Dr Rachel Ho, who practices at La Clinic, has her own thoughts on the impact of blue light. “There is a lot of concern that blue light from electronic devices can accelerate the signs of ageing in the skin. This is a valid concern. We are also seeing a trend where skincare companies are releasing products like sunscreen that claim to combat the damage from blue light from electronic devices. So far the studies that are available for the impact of blue light exposure on the skin have been equivocal and limited to mostly very small studies and in vitro studies (cells in petri dishes), which means that we have to be careful in interpreting the results,” says Dr Ho, who adds that studies have shown that blue light has a propensity to cause pigmentation formation in people with darker skin, which is an opposite phenomenon from UV light. And while most of the data shows that blue light accelerates the signs of ageing in the skin by breaking down collagen in the skin and causing free radical damage to the cell structures, it would take a large dose of blue light (both in terms of time exposed and intensity) to see these changes.

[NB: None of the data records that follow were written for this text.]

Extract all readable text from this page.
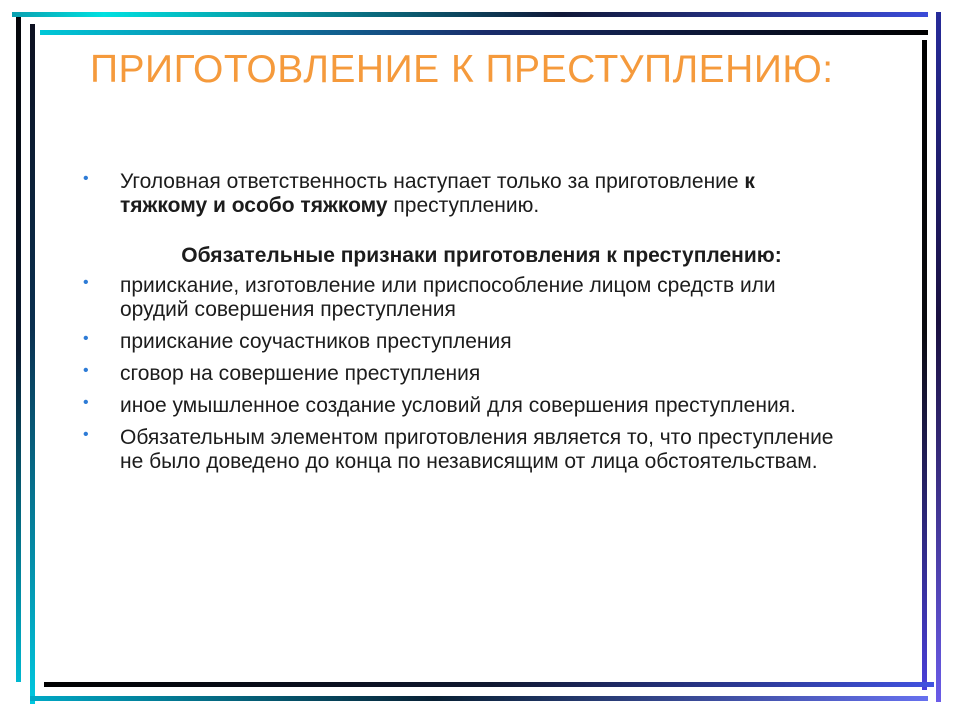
ПРИГОТОВЛЕНИЕ К ПРЕСТУПЛЕНИЮ:
• Уголовная ответственность наступает только за приготовление к тяжкому и особо тяжкому преступлению.
Обязательные признаки приготовления к преступлению:
• приискание, изготовление или приспособление лицом средств или орудий совершения преступления
• приискание соучастников преступления
• сговор на совершение преступления
• иное умышленное создание условий для совершения преступления.
• Обязательным элементом приготовления является то, что преступление не было доведено до конца по независящим от лица обстоятельствам.
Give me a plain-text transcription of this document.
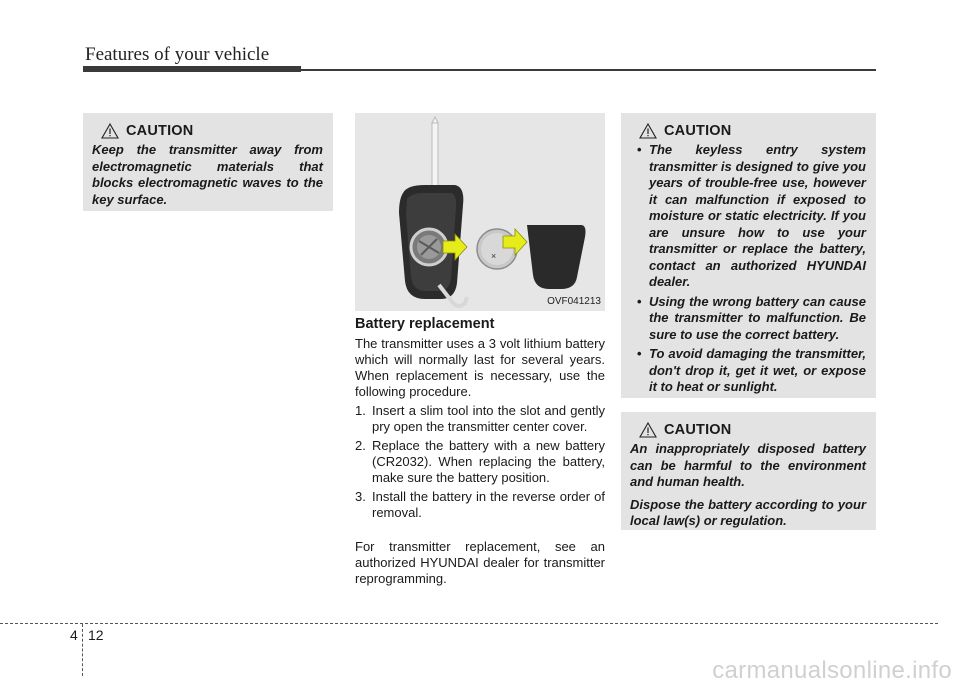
Features of your vehicle
CAUTION

Keep the transmitter away from electromagnetic materials that blocks electromagnetic waves to the key surface.

×
OVF041213
Battery replacement

The transmitter uses a 3 volt lithium battery which will normally last for several years. When replacement is necessary, use the following procedure.

1. Insert a slim tool into the slot and gently pry open the transmitter center cover.
2. Replace the battery with a new battery (CR2032). When replacing the battery, make sure the battery position.
3. Install the battery in the reverse order of removal.

For transmitter replacement, see an authorized HYUNDAI dealer for transmitter reprogramming.

CAUTION
• The keyless entry system transmitter is designed to give you years of trouble-free use, however it can malfunction if exposed to moisture or static electricity. If you are unsure how to use your transmitter or replace the battery, contact an authorized HYUNDAI dealer.
• Using the wrong battery can cause the transmitter to malfunction. Be sure to use the correct battery.
• To avoid damaging the transmitter, don't drop it, get it wet, or expose it to heat or sunlight.
CAUTION

An inappropriately disposed battery can be harmful to the environment and human health.

Dispose the battery according to your local law(s) or regulation.

4 12
carmanualsonline.info
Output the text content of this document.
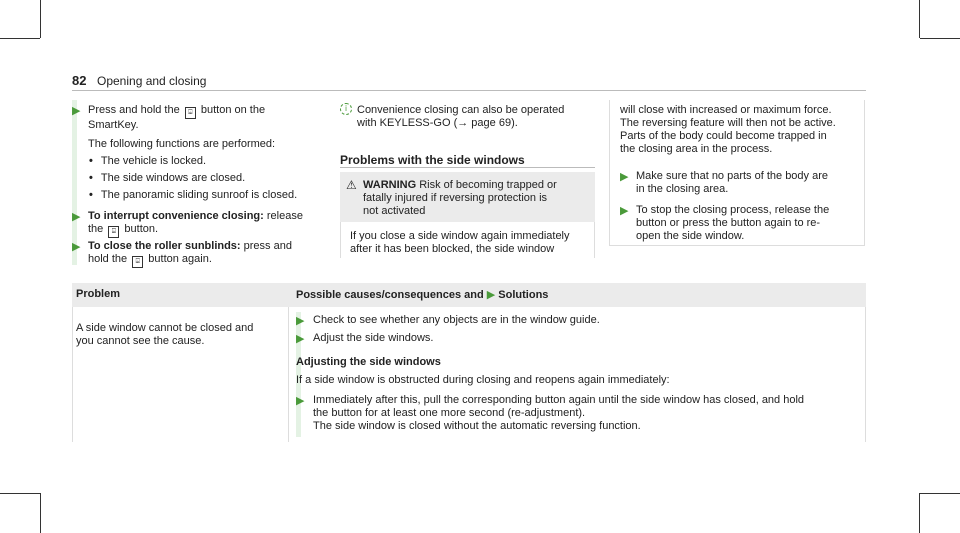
82 Opening and closing
▶
Press and hold the ⌹ button on the
SmartKey.
The following functions are performed:
• The vehicle is locked.
• The side windows are closed.
• The panoramic sliding sunroof is closed.
▶
To interrupt convenience closing: release
the ⌹ button.
▶
To close the roller sunblinds: press and
hold the ⌹ button again.
i Convenience closing can also be operated
with KEYLESS-GO (→ page 69).
Problems with the side windows
⚠ WARNING Risk of becoming trapped or
fatally injured if reversing protection is
not activated
If you close a side window again immediately
after it has been blocked, the side window
will close with increased or maximum force.
The reversing feature will then not be active.
Parts of the body could become trapped in
the closing area in the process.
▶
Make sure that no parts of the body are
in the closing area.
▶
To stop the closing process, release the
button or press the button again to re-
open the side window.
Problem	Possible causes/consequences and ▶ Solutions
A side window cannot be closed and
you cannot see the cause.
▶
Check to see whether any objects are in the window guide.
▶
Adjust the side windows.
Adjusting the side windows
If a side window is obstructed during closing and reopens again immediately:
▶
Immediately after this, pull the corresponding button again until the side window has closed, and hold
the button for at least one more second (re-adjustment).
The side window is closed without the automatic reversing function.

“In comparison, our daily exposure to UV rays causes more significant damage than blue light. My conclusion is that while there is an impact, not to be too worried about the damage from blue light devices. You do not have to deliberately cut down on using your electronic devices if you are worried about damage to the skin. Although there is some data to show that blue light causes damage to the skin; it has been limited to mainly in vitro studies. However, if you have a darker complexion, you are at a higher risk of developing pigmentation,” she says.
Dr Ho believes there are ingredients we can use to protect our skin from these factors though there is no true filter for blue light in the same way there is for UV light. “Currently, there is no filter available against blue light. One way to protect against the damage caused by blue light is to use antioxidants in your daily skincare routine. This is because the postulated mechanism of damage by blue light is by free radical damage to the skin and cell structures and antioxidants help to scavenge or neutralise the free radicals. One antioxidant that I would recommend is vitamin C because it is very well studied and it is safe even for pregnant and nursing mothers,” says Dr Ho.
She also notes that despite what some sunscreens claim, sunscreen filters are not able to block out blue light. “There are some sunscreens that claim to offer protection against blue light and if you read their ingredient list carefully, you will also find that the protection that they are offering is some form of antioxidant rather than a true filter for blue light. My advice is to always use a topical antioxidant if you are considering protection against blue light; these sunscreens with antioxidants do not really have a high enough concentration of antioxidants to offer much help,” she says.
Hence, there are other skincare brands who are not yet ready to jump on the blue light-blocking bandwagon until they are very sure of the efficacy of their products. Rupert Schmid, the president of cult skincare brand Biologique Recherche acknowledges the blue light trend, but says the brand will not be making any products specific to the phenomenon in the near future. “For the blue light of the computer, we believe — and we have been at the head of research for the past three to four years that there is no reality in what the brands are claiming with their blue light products. We have not launched a blue light product because we do not believe this is really impacting your beauty. We are working on blue light... it doesn’t mean that we have not done [a product] that we are not looking at it. It just means that we are really unclear about [whether] it’s really worth a cream or not,” says Schmid.